Standing 6-foot-4, Walcott is often thought of as a large slugger first, but he can use his long legs to eat up distance on the diamond too. Neither of his Tuesday hits were rockets -- a bloop single in the first, a bouncer to second that could have been ruled an error -- but he used both to swipe the three bags, all of which came off Tulsa starting batterymates Patrick Copen (LAD No. 29) and Griffin Lockwood-Powell.
“The scouting report said he was pretty slow to the plate,” Walcott said. “Then when you’re on base, you see it and want to take advantage and give your teammates the best opportunity to score runs.”
On the defensive end, Texas' top prospect appeared composed and relaxed at the hot corner, often taking an extra beat on throws rather than rushing to chuck the ball across the diamond with his right-hand cannon.
“Knowing that I have the arm in the back pocket, I don't really have to use it as much,” Walcott said. “Just take my time, especially with slow runners who aren't really hustling. I just take my time and know when a fast guy is getting out the box, I can use that. You know, just being smart with it.”
The player who needed Tuesday’s performance most was Smith, who entered the day 1-for-34 (.029) with 18 strikeouts through his first 12 games since joining the RoughRiders on June 4. While the K’s were high, he was still managing just a .063 average on balls in play despite generating some loud exit velocities. His drive to right-center over the Riders Field lazy river came as a relief to everyone in the Frisco dugout.

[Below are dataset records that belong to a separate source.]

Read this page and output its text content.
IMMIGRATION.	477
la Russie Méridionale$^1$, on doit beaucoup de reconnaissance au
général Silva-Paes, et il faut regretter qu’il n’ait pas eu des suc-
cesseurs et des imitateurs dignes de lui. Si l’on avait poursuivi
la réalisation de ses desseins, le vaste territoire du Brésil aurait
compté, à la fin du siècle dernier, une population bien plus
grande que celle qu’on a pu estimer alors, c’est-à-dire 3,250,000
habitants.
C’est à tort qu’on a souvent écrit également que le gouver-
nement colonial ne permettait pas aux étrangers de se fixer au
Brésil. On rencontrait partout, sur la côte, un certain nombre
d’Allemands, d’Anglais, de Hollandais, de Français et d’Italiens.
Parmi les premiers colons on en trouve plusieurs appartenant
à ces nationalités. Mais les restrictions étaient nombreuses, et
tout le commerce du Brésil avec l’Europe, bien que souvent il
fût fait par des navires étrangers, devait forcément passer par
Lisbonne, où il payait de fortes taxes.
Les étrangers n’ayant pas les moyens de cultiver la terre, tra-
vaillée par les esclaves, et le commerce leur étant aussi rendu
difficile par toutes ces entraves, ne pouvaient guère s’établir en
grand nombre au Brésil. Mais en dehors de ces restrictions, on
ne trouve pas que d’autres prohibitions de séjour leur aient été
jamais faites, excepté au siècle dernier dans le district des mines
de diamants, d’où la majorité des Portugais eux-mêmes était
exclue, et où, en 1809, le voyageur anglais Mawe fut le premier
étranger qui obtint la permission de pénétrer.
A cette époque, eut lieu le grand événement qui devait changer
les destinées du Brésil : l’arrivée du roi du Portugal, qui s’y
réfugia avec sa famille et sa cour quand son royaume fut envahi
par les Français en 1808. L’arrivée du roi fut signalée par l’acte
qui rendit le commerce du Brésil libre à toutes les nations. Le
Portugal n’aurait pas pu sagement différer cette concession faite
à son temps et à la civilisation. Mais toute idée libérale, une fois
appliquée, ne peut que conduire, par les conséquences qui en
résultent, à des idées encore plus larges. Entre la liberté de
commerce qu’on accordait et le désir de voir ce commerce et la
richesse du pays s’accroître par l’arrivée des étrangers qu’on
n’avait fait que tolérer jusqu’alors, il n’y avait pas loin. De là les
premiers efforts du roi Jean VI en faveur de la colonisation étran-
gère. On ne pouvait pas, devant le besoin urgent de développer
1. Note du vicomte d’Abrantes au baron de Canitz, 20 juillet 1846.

“We were talking about it the other week that he's led the team in hard-hit percentage since he got here,” Cardoza said. “He’s had multiple hits taken away from him and he's taken away multiple hits too. But glad for him to get that proverbial monkey off his back.”
Tuesday marked the beginning of the second half for Frisco, Tulsa and the rest of the Texas League. The RoughRiders fell just a half-game short of clinching the circuit’s South Division first-half title, an honor that went to A’s affiliate Midland, in part because the RoughRiders played one fewer game due to a cancellation. The club wouldn’t say their proximity to a postseason clinch served as motivation Tuesday, but it didn’t exactly hurt to find the right combination of players to start 1-0 either.
“We weren't really worried about it,” Walcott said. “We’re going to play RoughRiders baseball every day, and that's playing loose and having fun. That was an example today, and we're going to take that into the rest of the second half.”